Chatbots ignore punctuation because their programs rely on tokenization. Tokens are the chopped-up pieces of text that allow a chatbot to determine what the user wants and give an appropriate response.
So What is Tokenization?
Tokenization is the process of breaking sentences into individual “tokens.” Programmers choose how to define a token—words or phrases. Usually, the most effective splitting is done by words.
The next part of tokenization is deciding how to standardize and eliminate distractions. English teachers might cringe at tokenization. However, these steps ensure the information provided to the consumer is accurate.
How Does Tokenization Work?
To program chatbots so they can use language efficiently and accurately, developers will pick and choose between the following steps:
Lowercase everything. A chatbot does not need to decipher whether a Capital letter was an acCident or is required if all uppercase letters are changed to lower case. sure, readers want this sentence capitalized, but chatbots have immunity from a teacher’s red pen.
Remove punctuation. This took me aback when I first started using Duolingo. I expected to use a comma in this situation:
Senor, hablas espanol
But Duolingo doesn’t care—as long as I use the correct verb form (hablas instead of hablo), I earn the points.
We expect punctuation when we read and write. But when we speak, the only time most of us use punctuation is the two-fingered “quote.”

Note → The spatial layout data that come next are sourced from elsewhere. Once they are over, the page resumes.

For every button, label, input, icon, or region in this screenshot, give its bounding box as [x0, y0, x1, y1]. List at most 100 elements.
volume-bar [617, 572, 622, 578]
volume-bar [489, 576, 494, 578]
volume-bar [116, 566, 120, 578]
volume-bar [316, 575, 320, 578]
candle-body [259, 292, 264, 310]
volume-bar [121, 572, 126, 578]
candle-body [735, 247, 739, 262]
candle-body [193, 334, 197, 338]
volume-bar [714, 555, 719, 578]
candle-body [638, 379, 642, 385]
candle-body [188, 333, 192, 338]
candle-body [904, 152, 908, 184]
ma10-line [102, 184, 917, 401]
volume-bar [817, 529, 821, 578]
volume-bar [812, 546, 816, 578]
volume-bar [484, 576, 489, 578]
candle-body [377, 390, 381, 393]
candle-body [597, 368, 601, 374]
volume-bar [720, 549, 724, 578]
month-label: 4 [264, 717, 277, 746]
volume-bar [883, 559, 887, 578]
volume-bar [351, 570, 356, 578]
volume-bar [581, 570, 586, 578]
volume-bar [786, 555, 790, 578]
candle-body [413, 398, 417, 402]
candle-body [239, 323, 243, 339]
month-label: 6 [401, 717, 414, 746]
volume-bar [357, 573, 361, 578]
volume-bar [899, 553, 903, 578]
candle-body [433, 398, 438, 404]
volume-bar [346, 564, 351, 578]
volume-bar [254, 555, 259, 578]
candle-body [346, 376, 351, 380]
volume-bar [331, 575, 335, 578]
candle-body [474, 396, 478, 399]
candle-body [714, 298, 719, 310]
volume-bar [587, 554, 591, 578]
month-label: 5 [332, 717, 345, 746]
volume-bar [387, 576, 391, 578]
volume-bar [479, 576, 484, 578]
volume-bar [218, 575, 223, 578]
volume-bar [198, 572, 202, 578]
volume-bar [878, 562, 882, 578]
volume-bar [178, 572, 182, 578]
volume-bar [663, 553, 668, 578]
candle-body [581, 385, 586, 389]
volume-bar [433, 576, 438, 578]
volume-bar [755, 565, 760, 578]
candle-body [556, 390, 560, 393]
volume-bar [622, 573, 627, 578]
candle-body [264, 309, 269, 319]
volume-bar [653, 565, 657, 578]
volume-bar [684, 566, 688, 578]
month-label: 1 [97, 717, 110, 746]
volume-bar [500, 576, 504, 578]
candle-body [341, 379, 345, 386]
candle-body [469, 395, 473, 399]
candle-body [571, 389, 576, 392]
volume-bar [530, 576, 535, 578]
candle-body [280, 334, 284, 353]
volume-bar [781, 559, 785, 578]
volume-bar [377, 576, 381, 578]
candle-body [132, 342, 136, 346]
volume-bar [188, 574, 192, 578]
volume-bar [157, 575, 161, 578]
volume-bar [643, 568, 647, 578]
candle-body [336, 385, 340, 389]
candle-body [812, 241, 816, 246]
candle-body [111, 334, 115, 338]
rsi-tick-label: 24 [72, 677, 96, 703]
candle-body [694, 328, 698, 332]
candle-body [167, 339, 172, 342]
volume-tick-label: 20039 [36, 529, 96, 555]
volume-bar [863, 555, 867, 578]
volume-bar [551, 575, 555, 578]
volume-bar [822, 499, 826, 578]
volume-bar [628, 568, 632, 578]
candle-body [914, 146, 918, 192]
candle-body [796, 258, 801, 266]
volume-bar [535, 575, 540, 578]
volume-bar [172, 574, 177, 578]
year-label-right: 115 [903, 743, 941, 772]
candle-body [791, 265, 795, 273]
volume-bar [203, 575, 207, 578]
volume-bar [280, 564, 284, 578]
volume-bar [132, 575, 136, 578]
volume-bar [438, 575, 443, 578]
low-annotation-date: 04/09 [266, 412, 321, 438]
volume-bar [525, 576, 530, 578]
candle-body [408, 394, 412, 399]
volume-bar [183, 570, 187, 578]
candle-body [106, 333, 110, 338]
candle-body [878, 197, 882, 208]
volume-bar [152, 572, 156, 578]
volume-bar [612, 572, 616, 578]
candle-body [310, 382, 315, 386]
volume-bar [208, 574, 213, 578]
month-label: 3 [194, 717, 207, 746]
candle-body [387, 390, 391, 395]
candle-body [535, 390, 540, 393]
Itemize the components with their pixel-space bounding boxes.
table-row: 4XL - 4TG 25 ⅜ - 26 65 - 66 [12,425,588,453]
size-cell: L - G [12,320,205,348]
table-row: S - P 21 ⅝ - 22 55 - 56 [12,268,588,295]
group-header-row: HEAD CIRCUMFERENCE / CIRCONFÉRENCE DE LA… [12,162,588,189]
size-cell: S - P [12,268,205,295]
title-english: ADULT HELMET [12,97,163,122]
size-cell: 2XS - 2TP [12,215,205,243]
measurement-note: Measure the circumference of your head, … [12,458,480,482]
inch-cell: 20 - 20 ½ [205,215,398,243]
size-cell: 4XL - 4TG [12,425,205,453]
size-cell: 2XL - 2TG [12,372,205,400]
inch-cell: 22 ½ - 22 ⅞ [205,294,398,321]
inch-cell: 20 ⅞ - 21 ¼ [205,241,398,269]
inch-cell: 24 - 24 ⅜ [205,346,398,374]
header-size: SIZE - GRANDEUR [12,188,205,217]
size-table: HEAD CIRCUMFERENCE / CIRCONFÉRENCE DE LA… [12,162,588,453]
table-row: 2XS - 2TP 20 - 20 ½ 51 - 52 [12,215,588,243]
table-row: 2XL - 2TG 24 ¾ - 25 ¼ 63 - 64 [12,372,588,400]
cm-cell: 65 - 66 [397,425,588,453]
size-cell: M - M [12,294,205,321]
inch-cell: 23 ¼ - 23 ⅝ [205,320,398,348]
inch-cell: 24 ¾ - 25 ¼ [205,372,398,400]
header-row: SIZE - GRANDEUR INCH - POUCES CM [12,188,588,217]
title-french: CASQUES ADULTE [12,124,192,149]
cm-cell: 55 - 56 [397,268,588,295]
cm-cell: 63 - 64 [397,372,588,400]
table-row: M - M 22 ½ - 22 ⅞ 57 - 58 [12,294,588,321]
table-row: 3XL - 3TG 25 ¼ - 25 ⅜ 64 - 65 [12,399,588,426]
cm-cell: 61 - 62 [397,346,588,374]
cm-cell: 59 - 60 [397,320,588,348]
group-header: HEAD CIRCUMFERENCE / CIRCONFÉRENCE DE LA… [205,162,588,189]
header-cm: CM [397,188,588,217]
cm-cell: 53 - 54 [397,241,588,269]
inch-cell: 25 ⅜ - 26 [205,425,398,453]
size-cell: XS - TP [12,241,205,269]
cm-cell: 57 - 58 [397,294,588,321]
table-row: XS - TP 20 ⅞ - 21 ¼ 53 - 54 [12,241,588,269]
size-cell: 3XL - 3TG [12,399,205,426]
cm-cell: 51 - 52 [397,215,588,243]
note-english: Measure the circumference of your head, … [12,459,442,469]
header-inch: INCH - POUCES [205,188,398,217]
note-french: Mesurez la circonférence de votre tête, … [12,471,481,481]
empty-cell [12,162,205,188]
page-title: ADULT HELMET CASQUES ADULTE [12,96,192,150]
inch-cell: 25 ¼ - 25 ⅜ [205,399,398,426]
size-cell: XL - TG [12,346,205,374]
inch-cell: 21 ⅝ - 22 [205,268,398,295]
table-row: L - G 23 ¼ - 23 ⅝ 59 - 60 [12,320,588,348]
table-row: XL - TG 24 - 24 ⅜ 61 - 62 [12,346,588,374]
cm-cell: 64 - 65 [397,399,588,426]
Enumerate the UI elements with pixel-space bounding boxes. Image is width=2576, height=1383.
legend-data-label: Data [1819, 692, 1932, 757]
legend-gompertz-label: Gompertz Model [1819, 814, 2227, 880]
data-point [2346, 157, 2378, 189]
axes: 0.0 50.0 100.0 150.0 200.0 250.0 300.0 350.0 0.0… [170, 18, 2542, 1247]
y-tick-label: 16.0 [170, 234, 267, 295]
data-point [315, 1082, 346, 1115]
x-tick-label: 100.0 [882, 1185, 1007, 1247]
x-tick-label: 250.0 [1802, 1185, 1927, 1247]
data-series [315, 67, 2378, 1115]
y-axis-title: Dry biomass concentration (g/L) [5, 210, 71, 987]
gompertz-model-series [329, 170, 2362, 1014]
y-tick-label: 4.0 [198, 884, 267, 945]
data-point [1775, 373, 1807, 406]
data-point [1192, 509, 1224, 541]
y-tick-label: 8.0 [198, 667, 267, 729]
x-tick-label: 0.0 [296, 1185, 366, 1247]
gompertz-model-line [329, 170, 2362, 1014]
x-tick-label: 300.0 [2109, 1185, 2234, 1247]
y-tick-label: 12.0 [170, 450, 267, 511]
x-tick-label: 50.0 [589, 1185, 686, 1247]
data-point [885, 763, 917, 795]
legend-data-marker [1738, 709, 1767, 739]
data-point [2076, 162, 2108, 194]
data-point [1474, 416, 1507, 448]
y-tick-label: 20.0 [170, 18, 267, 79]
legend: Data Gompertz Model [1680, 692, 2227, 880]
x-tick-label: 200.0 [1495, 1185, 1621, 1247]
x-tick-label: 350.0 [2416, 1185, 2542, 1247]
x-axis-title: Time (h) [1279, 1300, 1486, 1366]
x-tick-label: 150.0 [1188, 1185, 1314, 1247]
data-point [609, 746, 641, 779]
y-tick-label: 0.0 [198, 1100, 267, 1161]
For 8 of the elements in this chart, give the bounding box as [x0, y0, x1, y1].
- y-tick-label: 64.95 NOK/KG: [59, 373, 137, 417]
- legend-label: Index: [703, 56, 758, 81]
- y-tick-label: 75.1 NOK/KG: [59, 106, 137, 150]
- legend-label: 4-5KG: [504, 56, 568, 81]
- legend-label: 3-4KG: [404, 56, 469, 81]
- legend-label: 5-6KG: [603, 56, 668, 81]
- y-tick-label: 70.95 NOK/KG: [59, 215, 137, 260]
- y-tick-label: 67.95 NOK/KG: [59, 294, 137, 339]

Removing punctuation makes it easier for the chatbot to recognize words.
Eliminate Stop Words. Words that contribute little to the meaning can be filtered out. These include articles (a, an, the) and simple linking verbs (like is or was).
Not all small words are stop words. For example, and indicates an addition while but suggests an opposite idea.
And there’s more. Developers can stem tokens (chop up words and only use the root word). However, this is becoming less common. Numbers need to be turned into full-length words, and nuances need to be standardized. For example, the chatbot needs to turn any of these–email, e-mail, e mail—and consistently use one.
So there you have it—a chatbot, which is a type of AI I explore in other posts, can understand what you want—usually—because the tokenization has created a type of grammar for machine learning.